پھر شیطان نے اُن کو بہکایا تاکہ ان کی شرمگاہیں جو ایک دوسرے سے چھپائی گئی تھیں ان کے سامنے کھول دے اس نے ان سے کہا، "تمہارے رب نے تمہیں جو اس درخت سے روکا ہے اس کی وجہ اِس کے سوا کچھ نہیں ہے کہ کہیں تم فرشتے نہ بن جاؤ، یا تمہیں ہمیشگی کی زندگی حاصل نہ ہو جائے

Tacikçe: 

Пас шайтон он дуро васваса кард, то шармгоҳашонро, ки аз онҳо пӯшида буд, дар назарашон ошкор кунад.

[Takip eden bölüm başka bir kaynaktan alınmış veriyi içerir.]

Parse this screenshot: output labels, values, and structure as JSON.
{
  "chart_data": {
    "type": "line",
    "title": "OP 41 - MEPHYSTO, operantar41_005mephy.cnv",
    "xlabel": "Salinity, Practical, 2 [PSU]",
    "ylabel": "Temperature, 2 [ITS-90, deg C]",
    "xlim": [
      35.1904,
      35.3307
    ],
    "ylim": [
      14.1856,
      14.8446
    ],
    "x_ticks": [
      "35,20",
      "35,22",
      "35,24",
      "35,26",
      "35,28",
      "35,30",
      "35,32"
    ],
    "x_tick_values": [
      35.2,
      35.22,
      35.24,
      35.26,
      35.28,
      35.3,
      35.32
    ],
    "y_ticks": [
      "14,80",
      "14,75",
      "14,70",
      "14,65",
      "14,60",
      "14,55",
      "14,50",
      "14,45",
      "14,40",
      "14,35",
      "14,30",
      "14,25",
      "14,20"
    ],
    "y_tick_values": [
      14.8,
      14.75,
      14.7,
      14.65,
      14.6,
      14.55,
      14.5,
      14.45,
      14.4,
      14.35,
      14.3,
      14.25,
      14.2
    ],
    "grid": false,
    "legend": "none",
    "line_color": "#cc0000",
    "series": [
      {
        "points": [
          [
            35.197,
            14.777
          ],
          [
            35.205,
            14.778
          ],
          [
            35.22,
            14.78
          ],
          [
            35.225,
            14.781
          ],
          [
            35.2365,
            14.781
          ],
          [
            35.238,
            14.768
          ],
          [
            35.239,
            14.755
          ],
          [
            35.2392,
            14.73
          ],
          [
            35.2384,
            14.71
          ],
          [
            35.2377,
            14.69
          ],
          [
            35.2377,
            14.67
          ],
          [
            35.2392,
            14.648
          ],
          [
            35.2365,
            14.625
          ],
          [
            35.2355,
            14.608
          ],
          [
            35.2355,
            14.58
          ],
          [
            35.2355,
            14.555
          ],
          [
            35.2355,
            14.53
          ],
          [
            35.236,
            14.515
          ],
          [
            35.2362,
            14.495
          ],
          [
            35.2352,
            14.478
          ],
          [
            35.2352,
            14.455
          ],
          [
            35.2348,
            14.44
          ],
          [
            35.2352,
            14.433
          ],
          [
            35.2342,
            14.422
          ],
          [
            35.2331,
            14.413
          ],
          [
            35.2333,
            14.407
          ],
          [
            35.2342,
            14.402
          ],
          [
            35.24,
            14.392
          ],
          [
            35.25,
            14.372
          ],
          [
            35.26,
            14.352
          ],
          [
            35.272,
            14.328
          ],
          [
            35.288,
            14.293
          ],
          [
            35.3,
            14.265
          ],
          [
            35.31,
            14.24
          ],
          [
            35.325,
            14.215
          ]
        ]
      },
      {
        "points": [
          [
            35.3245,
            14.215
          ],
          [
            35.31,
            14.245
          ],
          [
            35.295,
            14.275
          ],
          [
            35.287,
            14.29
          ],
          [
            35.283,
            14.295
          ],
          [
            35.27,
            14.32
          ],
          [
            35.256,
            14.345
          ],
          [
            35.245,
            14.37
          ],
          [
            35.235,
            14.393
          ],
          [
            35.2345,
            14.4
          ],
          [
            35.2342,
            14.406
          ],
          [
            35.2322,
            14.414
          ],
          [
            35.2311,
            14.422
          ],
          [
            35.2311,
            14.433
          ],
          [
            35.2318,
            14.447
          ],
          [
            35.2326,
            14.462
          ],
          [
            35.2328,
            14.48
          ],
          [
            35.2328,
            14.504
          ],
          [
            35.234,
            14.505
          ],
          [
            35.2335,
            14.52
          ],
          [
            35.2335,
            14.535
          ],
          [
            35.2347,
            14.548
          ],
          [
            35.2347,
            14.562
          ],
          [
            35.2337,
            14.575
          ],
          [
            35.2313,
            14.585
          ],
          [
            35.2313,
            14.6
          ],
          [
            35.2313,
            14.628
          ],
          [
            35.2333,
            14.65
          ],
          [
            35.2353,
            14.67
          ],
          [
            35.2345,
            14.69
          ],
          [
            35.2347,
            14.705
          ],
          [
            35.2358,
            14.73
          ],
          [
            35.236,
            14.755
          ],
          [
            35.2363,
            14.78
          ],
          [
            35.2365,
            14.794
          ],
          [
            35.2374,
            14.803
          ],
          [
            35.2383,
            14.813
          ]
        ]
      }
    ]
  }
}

Ва гуфт: «Парвардигоратон шуморо аз ин дарахт манъ кард, то мабод аз фариштагон ё ҷобидонон шавед».

Tatarca: 

Аларга шайтан вәсвәсә кылды аларның ябык гаурәтләрен ачмак өчен һәм әйтте: "Аллаһ сезнең фәрештә булуыгызны теләмәгәне яки җәннәттә мәңге калуыгызны теләмәгәне өчен сезне ошбу агачтан тыйды", – дип.

Endonezyaca: 

Maka syaitan membisikkan pikiran jahat kepada keduanya untuk menampakkan kepada keduanya apa yang tertutup dari mereka yaitu auratnya dan syaitan berkata: "Tuhan kamu tidak melarangmu dan mendekati pohon ini, melainkan supaya kamu berdua tidak menjadi malaikat atau tidak menjadi orang-orang yang kekal (dalam surga)".

Amharca: 

ሰይጣንም ከሐፍረተ ገላቸው የተሸሸገውን ለእነርሱ ሊገልጽባቸው በድብቅ ንግግር ጎተጎታቸው፡፡ «ጌታችሁም መልኣኮች እንዳትኾኑ ወይም ከዘላለም ነዋሪዎች እንዳትኾኑ እንጂ ከዚህች ዛፍ አልከለከላችሁም» አላቸው፡፡

Tamilce: 

ஆக, அவர்கள் இருவருக்கும் மறைக்கப்பட்டிருந்த அவர்கள் இருவரின் வெட்கத்தலங்களை அவர்கள் இருவருக்கும் வெளிப்படுத்தி காட்டுவதற்காக ஷைத்தான் அவ்விருவருக்கும் (மனதில்) ஊசலாட்டத்தை உண்டாக்கினான். “நீங்கள் இருவரும் வானவர்களாக ஆகி விடுவீர்கள் அல்லது (சொர்க்கத்தில்) நிரந்தரமாக இருப்பவர்களில் ஆகிவிடுவீர்கள் என்பதற்காகவே தவிர இம்மரத்தை விட்டு உங்களிருவரின் இறைவன் உங்களிருவரையும் தடுக்கவில்லை” என்று கூறினான்.

Korece: 

이때 사탄이 그들에게 속삭 여 유혹하고 숨겨진 그들의 부끄 러운 곳을 드러내며 그대의 주님 께서 이 나무를 금기함은 너희가 천사가 되지 아니 하도록 함이거나영원히 사는 존재가 되지 못하도록함이라 말하며 유혹하였더라

Vietnamca: 

Tuy nhiên, Shaytan (Iblis) đã thì thầm xúi giục hai người hầu làm cho hai người họ lộ ra phần đáng xấu hổ của mình, hắn nói: “Sở dĩ Thượng Đế cấm hai người đến gần cái ‘Cây’ này là vì không muốn hai người trở thành Thiên Thần hoặc trở thành người sống bất tử ấy thôi!”